Under President Biden, consumer prices have risen an average of 19.3%, but many consumer staples have seen much larger price increases like eggs up 40.9%, electricity 29.3%, gasoline 46.3%, car insurance 51.7%, baby food 30.0%, and flour 38.3%.
Heritage Foundation public finance economist EJ Antoni issued the following statement in reaction:
“Every month, these inflation reports tell the bureaucrats in DC what the middle class already knows: prices are still rising, and Americans are becoming demonstrably poorer from the hidden tax of inflation.
“The average worker’s inflation-adjusted weekly paycheck has now fallen 4.4% under Biden because prices have risen so much faster than wages following the implementation of his policies.

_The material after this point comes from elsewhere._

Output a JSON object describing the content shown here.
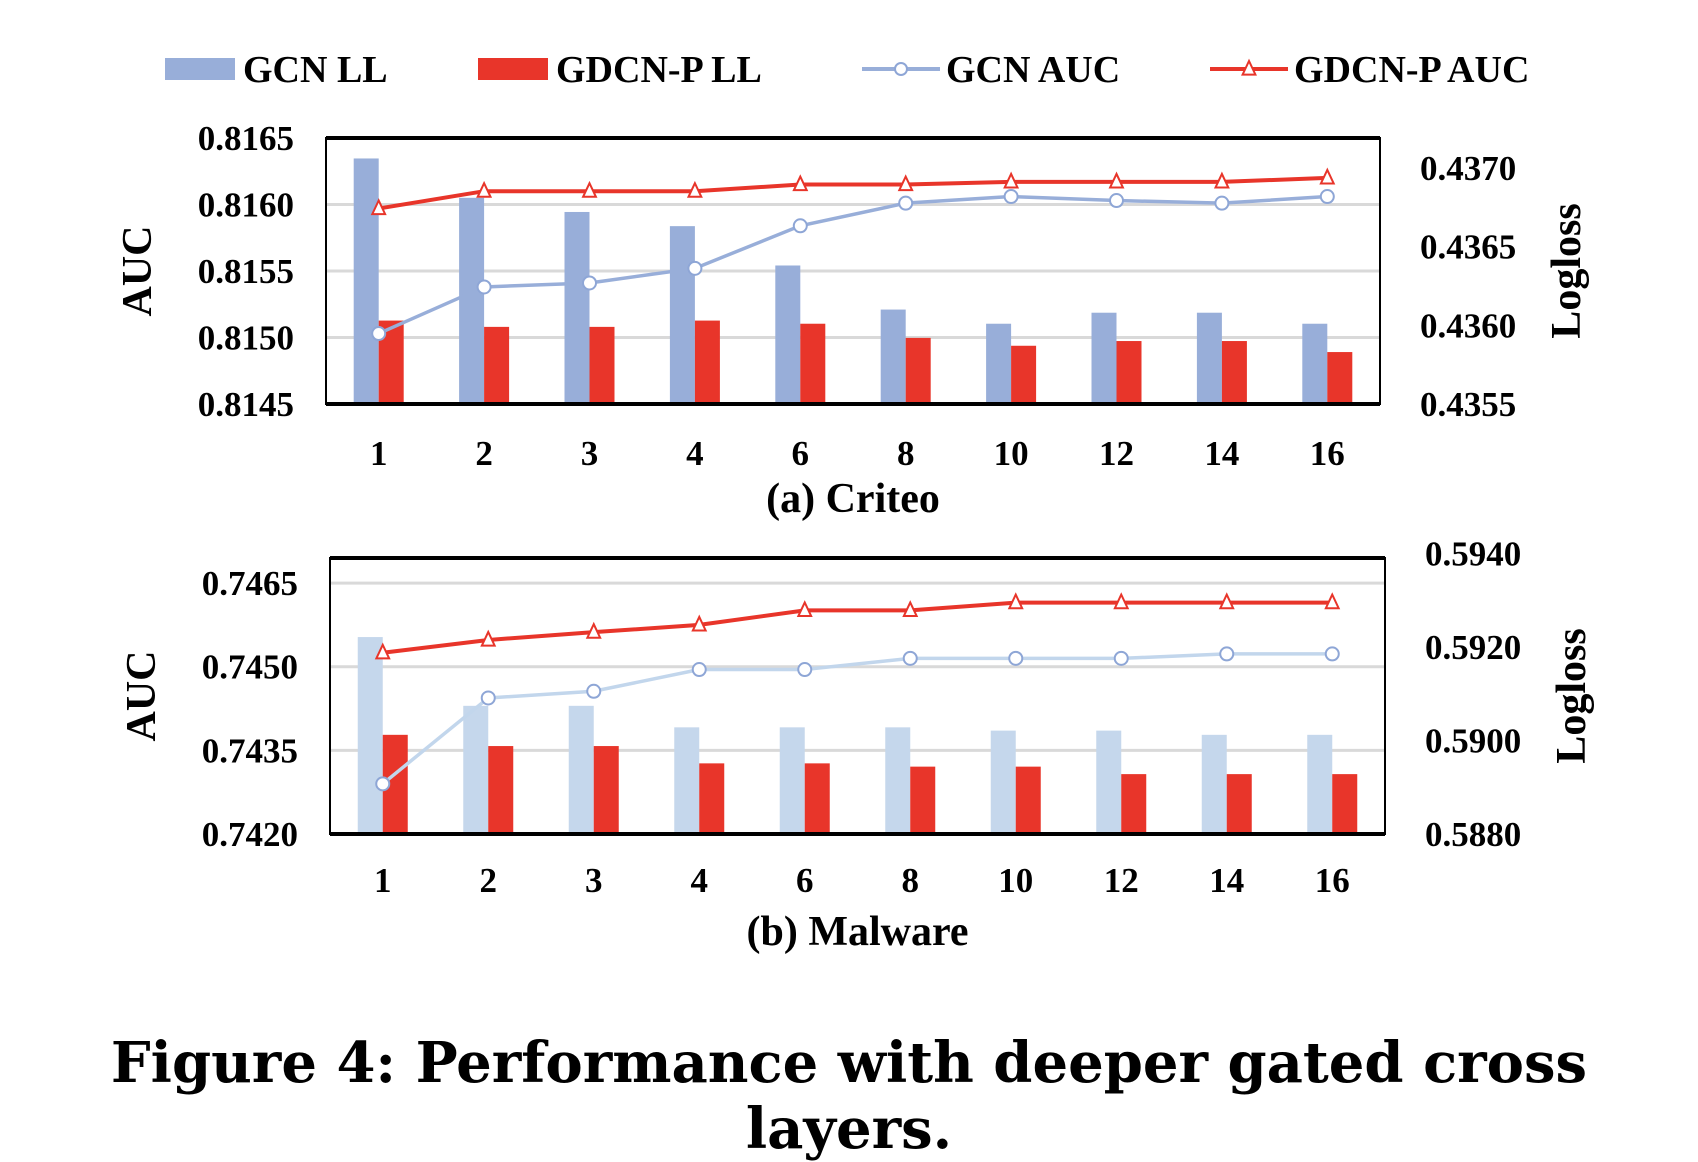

Additionally, his spend-borrow-print money agenda has also resulted in much higher interest rates on everything from mortgages to credit cards.
“For the typical American family, this deadly combination of declining purchasing power and higher financing costs has been the equivalent of reducing their annual income by almost $8,100 compared to when Biden took office. Furthermore, the monthly mortgage payment on a median price home has increased 114.5% under this president. Bidenomics means paying an extra $13,300 per year, for 30 years, for the same house.
“Instead of accepting responsibility for the results of his agenda, the president has outright lied in multiple interviews, claiming inflation was already at a 40-year high of 9% when he took office. In reality, his own administration’s data show inflation was 1.4% at that time. Biden’s faulty memory aside, inflation will remain elevated so long as the big spenders have control of DC.”